I second WCityMike's version. I was close but not quite as articulate when I had to cut off communication with a (former) friend/ex. Mine was "I think it's best if we don't talk anymore. I hope you understand, and I hope your life is filled with love and happiness." Was easier than I thought it was going to be, and it seems to have worked.

It's just the 2 years prior to that that were agonizing/frustrating...
posted by adamp88 at 2:14 PM on May 10, 2006


What j-dawg said. Failing that (but you have to try and fail first), what unknowncommand said.
posted by eritain at 6:52 PM on May 10, 2006


Hm. I won one of these when I gave my ex a less than tasteful youyesyou.net valentine's card on the Valentine's Day after she broke up with me in December.
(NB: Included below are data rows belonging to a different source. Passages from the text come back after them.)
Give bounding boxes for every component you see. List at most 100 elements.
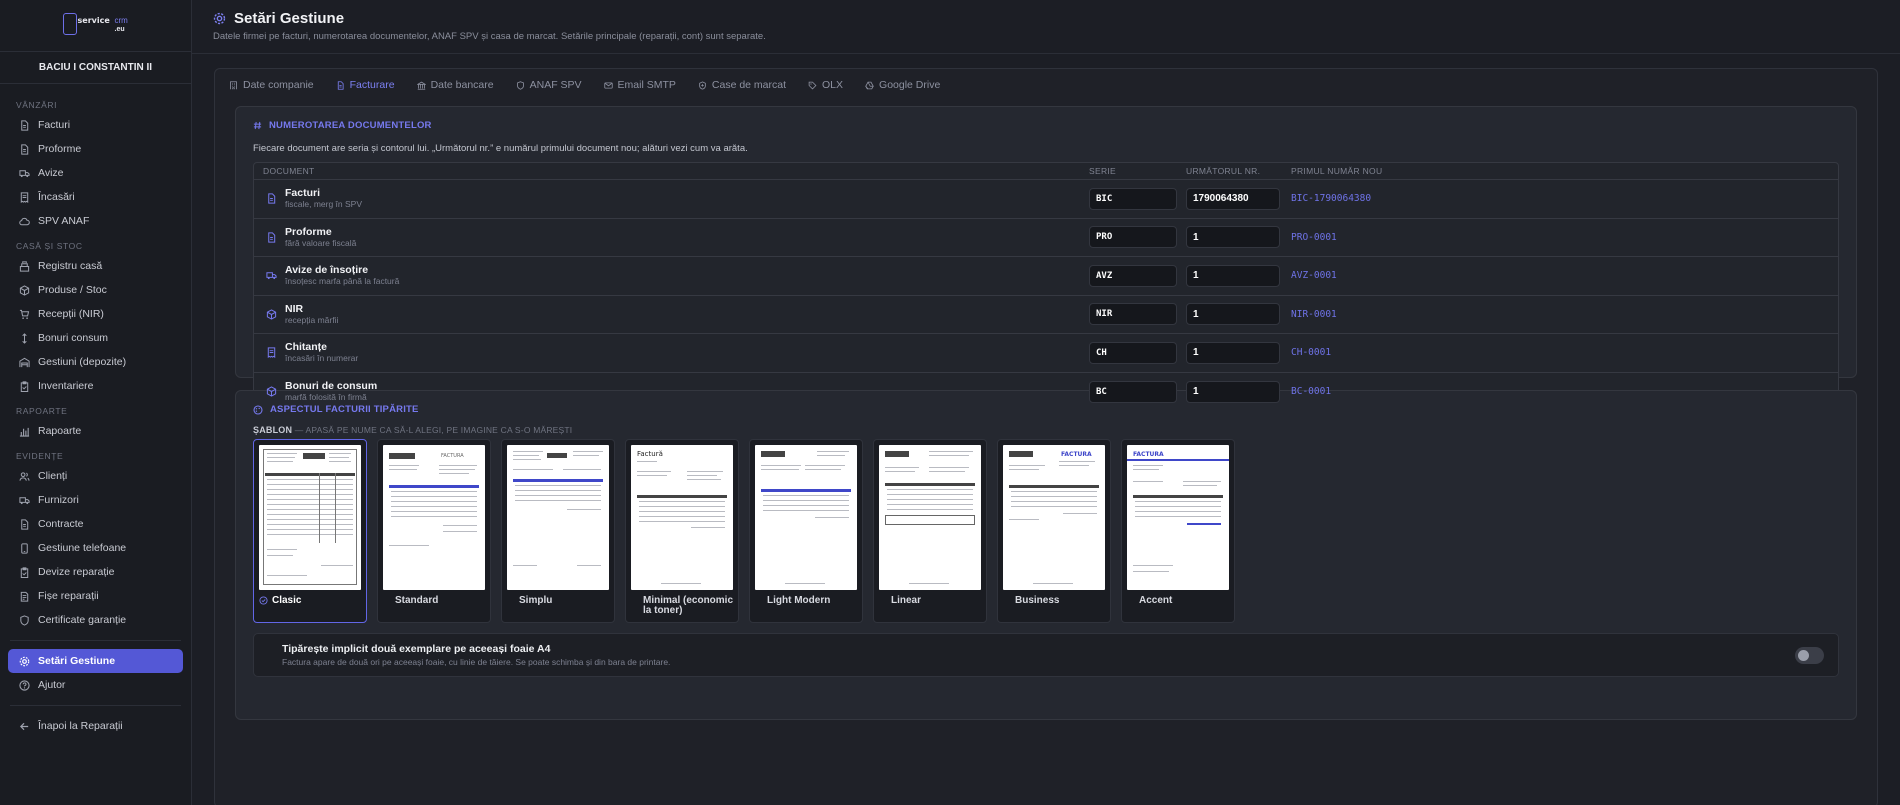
sidebar-item-spv-anaf[interactable]: SPV ANAF [8, 209, 183, 233]
phone-icon [18, 542, 30, 554]
sidebar-item-proforme[interactable]: Proforme [8, 137, 183, 161]
first-number-preview: BIC-1790064380 [1291, 193, 1372, 205]
sidebar-item-facturi[interactable]: Facturi [8, 113, 183, 137]
numbering-card: Numerotarea documentelor Fiecare documen… [235, 106, 1857, 412]
sidebar-item-certificate-garanție[interactable]: Certificate garanție [8, 608, 183, 632]
table-row: Facturi fiscale, merg în SPV BIC 1790064… [254, 180, 1838, 219]
template-name[interactable]: Simplu [507, 590, 614, 606]
template-label-text: Business [1015, 595, 1060, 606]
template-business[interactable]: FACTURA Business [997, 439, 1111, 623]
sidebar-item-label: Inventariere [38, 380, 94, 392]
sidebar-item-label: Ajutor [38, 679, 66, 691]
box-icon [18, 284, 30, 296]
duplicate-option-title: Tipărește implicit două exemplare pe ace… [282, 643, 551, 655]
template-light-modern[interactable]: Light Modern [749, 439, 863, 623]
sidebar-item-label: SPV ANAF [38, 215, 90, 227]
template-preview-image[interactable]: FACTURA [1003, 445, 1105, 590]
sidebar-item-produse-stoc[interactable]: Produse / Stoc [8, 278, 183, 302]
settings-panel: Date companie Facturare Date bancare ANA… [214, 68, 1878, 805]
sidebar-item-rapoarte[interactable]: Rapoarte [8, 419, 183, 443]
sidebar-item-label: Bonuri consum [38, 332, 109, 344]
document-name: Facturi [285, 187, 321, 200]
tab-date-bancare[interactable]: Date bancare [416, 79, 494, 91]
sidebar: service crm .eu BACIU I CONSTANTIN II Vâ… [0, 0, 192, 805]
tab-google-drive[interactable]: Google Drive [865, 79, 940, 91]
sidebar-item-furnizori[interactable]: Furnizori [8, 488, 183, 512]
cloud-icon [18, 215, 30, 227]
sidebar-item-contracte[interactable]: Contracte [8, 512, 183, 536]
document-cell: Facturi fiscale, merg în SPV [254, 188, 1089, 209]
next-number-input[interactable]: 1 [1186, 341, 1280, 364]
sidebar-item-gestiune-telefoane[interactable]: Gestiune telefoane [8, 536, 183, 560]
sidebar-item-clienți[interactable]: Clienți [8, 464, 183, 488]
nav-section-records: Evidențe [16, 451, 64, 461]
template-name[interactable]: Clasic [259, 590, 366, 606]
template-simplu[interactable]: Simplu [501, 439, 615, 623]
series-input[interactable]: NIR [1089, 303, 1177, 326]
sidebar-item-inventariere[interactable]: Inventariere [8, 374, 183, 398]
series-input[interactable]: BIC [1089, 187, 1177, 210]
template-minimal-economic-la-toner-[interactable]: Factură Minimal (economic la toner) [625, 439, 739, 623]
template-preview-image[interactable] [507, 445, 609, 590]
series-input[interactable]: AVZ [1089, 264, 1177, 287]
app-logo[interactable]: service crm .eu [0, 0, 191, 52]
series-input[interactable]: BC [1089, 380, 1177, 403]
sidebar-item-registru-casă[interactable]: Registru casă [8, 254, 183, 278]
sidebar-item-label: Rapoarte [38, 425, 82, 437]
tab-email-smtp[interactable]: Email SMTP [603, 79, 676, 91]
template-preview-image[interactable]: FACTURA [383, 445, 485, 590]
next-number-input[interactable]: 1 [1186, 264, 1280, 287]
template-name[interactable]: Linear [879, 590, 986, 606]
template-preview-image[interactable] [755, 445, 857, 590]
tab-case-de-marcat[interactable]: Case de marcat [698, 79, 786, 91]
table-row: NIR recepția mărfii NIR 1 NIR-0001 [254, 296, 1838, 334]
clipboard-icon [18, 566, 30, 578]
sidebar-item-gestiuni-depozite-[interactable]: Gestiuni (depozite) [8, 350, 183, 374]
chart-icon [18, 425, 30, 437]
print-title-text: Aspectul facturii tipărite [270, 404, 419, 415]
sidebar-item-încasări[interactable]: Încasări [8, 185, 183, 209]
template-preview-image[interactable]: FACTURA [1127, 445, 1229, 590]
numbering-title: Numerotarea documentelor [253, 120, 1839, 131]
template-linear[interactable]: Linear [873, 439, 987, 623]
sidebar-item-bonuri-consum[interactable]: Bonuri consum [8, 326, 183, 350]
column-header-next: URMĂTORUL NR. [1186, 166, 1261, 176]
sidebar-item-devize-reparație[interactable]: Devize reparație [8, 560, 183, 584]
tab-olx[interactable]: OLX [808, 79, 843, 91]
tab-facturare[interactable]: Facturare [336, 79, 395, 91]
tab-date-companie[interactable]: Date companie [229, 79, 314, 91]
company-name[interactable]: BACIU I CONSTANTIN II [0, 52, 191, 84]
template-preview-image[interactable]: Factură [631, 445, 733, 590]
next-number-input[interactable]: 1790064380 [1186, 187, 1280, 210]
series-input[interactable]: PRO [1089, 226, 1177, 249]
tab-anaf-spv[interactable]: ANAF SPV [516, 79, 582, 91]
receipt-icon [266, 347, 277, 359]
back-to-repairs-link[interactable]: Înapoi la Reparații [8, 714, 183, 738]
first-number-preview: PRO-0001 [1291, 231, 1337, 243]
template-accent[interactable]: FACTURA Accent [1121, 439, 1235, 623]
sidebar-item-avize[interactable]: Avize [8, 161, 183, 185]
series-input[interactable]: CH [1089, 341, 1177, 364]
template-name[interactable]: Standard [383, 590, 490, 606]
template-name[interactable]: Minimal (economic la toner) [631, 590, 738, 616]
sidebar-item-fișe-reparații[interactable]: Fișe reparații [8, 584, 183, 608]
tab-label: Date companie [243, 79, 314, 91]
template-standard[interactable]: FACTURA Standard [377, 439, 491, 623]
duplicate-print-toggle[interactable] [1795, 646, 1824, 664]
next-number-input[interactable]: 1 [1186, 226, 1280, 249]
document-name: NIR [285, 302, 304, 315]
template-clasic[interactable]: Clasic [253, 439, 367, 623]
sidebar-item-label: Recepții (NIR) [38, 308, 104, 320]
template-preview-image[interactable] [879, 445, 981, 590]
sidebar-item-settings[interactable]: Setări Gestiune [8, 649, 183, 673]
next-number-input[interactable]: 1 [1186, 303, 1280, 326]
template-name[interactable]: Accent [1127, 590, 1234, 606]
sidebar-item-help[interactable]: Ajutor [8, 673, 183, 697]
document-name: Avize de însoțire [285, 264, 369, 277]
tag-icon [808, 81, 817, 90]
sidebar-item-recepții-nir-[interactable]: Recepții (NIR) [8, 302, 183, 326]
template-preview-image[interactable] [259, 445, 361, 590]
template-name[interactable]: Light Modern [755, 590, 862, 606]
template-name[interactable]: Business [1003, 590, 1110, 606]
next-number-input[interactable]: 1 [1186, 380, 1280, 403]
It hurt worse than anything that had ever happened in our relationship or anything than has happened in relationships since. It hurt like a bitch, mostly because I'd managed to distract myself from mentally dealing with the breakup. The "I don't care if you're alive or dead" example is very close to my very depressed thoughts at the time.

I think the advice here is very good. I just thought you'd want to hear the other side of it. If your ex has a history of depression then you need to factor that into your response. If they have a history of self-harm, then that's very, very important to consider.

As was mentioned above, stalkers and potential stalkers are an entirely different case.
posted by Skwirl at 1:51 PM on May 11, 2006


If the ex and their communications are benign, you might just compromise to say, "Let's limit our contact to once a month/year/decade/eon just to see how each others' doing."